Na czym polega uzdatnienie wody
W ostatnim czasie popularnym tematem jest jakość wody w gospodarstwie domowym. Niespełnianie przez nią podstawowych norm dotyczących czystości czy składu chemicznego może mieć wpływ na zdrowie mieszkańców i żywotność urządzeń. Decydując się na montaż stacji uzdatniania wody warto wiedzieć na czym polega cały ten proces.
Wybierając odpowiednie rozwiązanie w pierwszej kolejności należy dokładnie określić potrzeby jakie ma ono zaspokajać. To, jakie stawiane są oczekiwania określa zastosowane w systemie urządzenia. Ważnym czynnikiem jest też pochodzenie wody wykorzystywanej w domu. Wodociągi dbają o jej czystość, jednak najczęściej stosują do tego chlor. Takie rozwiązanie nie wpływa korzystnie na smak i zapach wody z kranu. Własna studnia oznacza nie tylko niezależność, ale też potrzebę zastosowania zupełnie innych środków, by jakość wydobywanej z ziemi wody była na dobrym poziomie. Chcąc poznać dokładną listę i ilość niepożądanych substancji w wodzie, którą się wykorzystuje można udać się do lokalnej stacji sanitarno-epidemiologicznej na jej badanie.

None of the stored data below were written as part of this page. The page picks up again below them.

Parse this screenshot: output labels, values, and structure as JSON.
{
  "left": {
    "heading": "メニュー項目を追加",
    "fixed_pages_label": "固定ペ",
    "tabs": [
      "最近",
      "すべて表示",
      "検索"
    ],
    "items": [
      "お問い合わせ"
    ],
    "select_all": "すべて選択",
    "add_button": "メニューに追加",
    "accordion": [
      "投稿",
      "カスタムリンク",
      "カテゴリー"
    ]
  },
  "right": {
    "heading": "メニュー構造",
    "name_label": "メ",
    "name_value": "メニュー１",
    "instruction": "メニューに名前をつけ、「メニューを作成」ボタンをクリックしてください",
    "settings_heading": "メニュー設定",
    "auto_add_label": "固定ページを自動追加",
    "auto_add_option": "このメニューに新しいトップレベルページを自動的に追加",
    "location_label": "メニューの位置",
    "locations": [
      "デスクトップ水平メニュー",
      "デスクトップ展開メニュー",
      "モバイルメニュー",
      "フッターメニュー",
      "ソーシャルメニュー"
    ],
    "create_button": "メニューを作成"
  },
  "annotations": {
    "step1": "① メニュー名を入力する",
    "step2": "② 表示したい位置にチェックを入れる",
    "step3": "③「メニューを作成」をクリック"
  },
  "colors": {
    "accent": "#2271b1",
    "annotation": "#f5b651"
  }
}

Przed zamontowaniem odpowiedniej aparatury warto przemyśleć zastosowanie mechanicznego filtra. Jego miejsce w systemie znajduje się jeszcze przed urządzeniami uzdatniającymi. Zapewnia wstępne oczyszczenie wody trafiającej do układu. W praktyce oznacza to usunięcie mechanicznych zanieczyszczeń, które mogłyby uszkodzić lub zwyczajnie zmniejszyć żywotność zastosowanych dalej maszyn. Niefiltrowana woda niesie ze sobą wiele cząsteczek takich jak piasek czy rdza. Wybierając filtr należy przemyśleć jego rodzaj i sposób oczyszczania. Dobrze skonfigurowana całość zmniejsza ryzyko dodatkowych kosztów w przyszłości.
Samodzielnie wydobywana woda ze studni zazwyczaj nie ma w sobie zanieczyszczeń spowodowanych przez człowieka. Nie jest jednak ona pozbawiona wad. Warto zwrócić uwagę na zwykle wysoki poziom żelaza, manganu czy wapnia w składzie. W codziennym użytkowaniu oznacza to zmianę barwy i mętności wody. Dodatkowym niechcianym efektem jest pojawianie się rdzawego nalotu na urządzenia mających z nią częsty kontakt. Szczególnie widoczne jest to w wannach i zlewach. Smak także pozostawia wiele do życzenia. Aby pozbyć się cząsteczek żelaza niezbędne jest ich wytrącenie. Proces polega na zmianie ich poziomu rozpuszczalności. Zastosowanie między innymi napowietrzania powoduje przeprowadzenie związku do formy, którą można w łatwy sposób usunąć za pomocą filtra.
Nadmierna twardość, z która zmaga się wiele domostw przejawia się głównie w pojawianiu się kamienia na powierzchniach mających kontakt z wodą lub parą. Dla gospodarstw domowych oznacza to większe koszty, ponieważ zmniejszona zostaje wydajność wszystkich urządzeń grzewczych oraz rośnie ilość używanych środków czystości. Proces zmiękczania polega na usunięciu jonów, głównie wapnia i magnezu. Zastąpienie ich jonami sodu powoduje pozbycie się problemu twardej wody. Budując stację uzdatniania wody, w której pojawi się urządzenie zmiękczające należy pamiętać o zastosowaniu również odżelaziania, ponieważ wysoki poziom tego związku powoduje zmniejszenie żywotności wkładu jonowymiennego nawet o połowę.
Ostatnim elementem, o który można wzbogacić system domowego oczyszczania jest filtr odwróconej osmozy. Jego zastosowanie pozwoli pozbyć się z wody soli i otrzymać jej zdemineralizowaną formę. Technologia opiera się na półprzepuszczalnych filtrach. Przez ich powierzchnie swobodnie przedostaje się nośnik minerałów, czyli w tym przypadku woda, natomiast oddzielone zostają sole. W zależności od potrzeb dobierana jest ilość membran.
Zastosowanie każdego procesów da wyraźnie lepszą jakość wody, w porównaniu do pierwotnie dostępnej w studni czy wodociągu. Poprawa wpłynie pozytywnie na działanie urządzeń kuchennych, czystość prania oraz przede wszystkim zdrowie i samopoczucie domowników.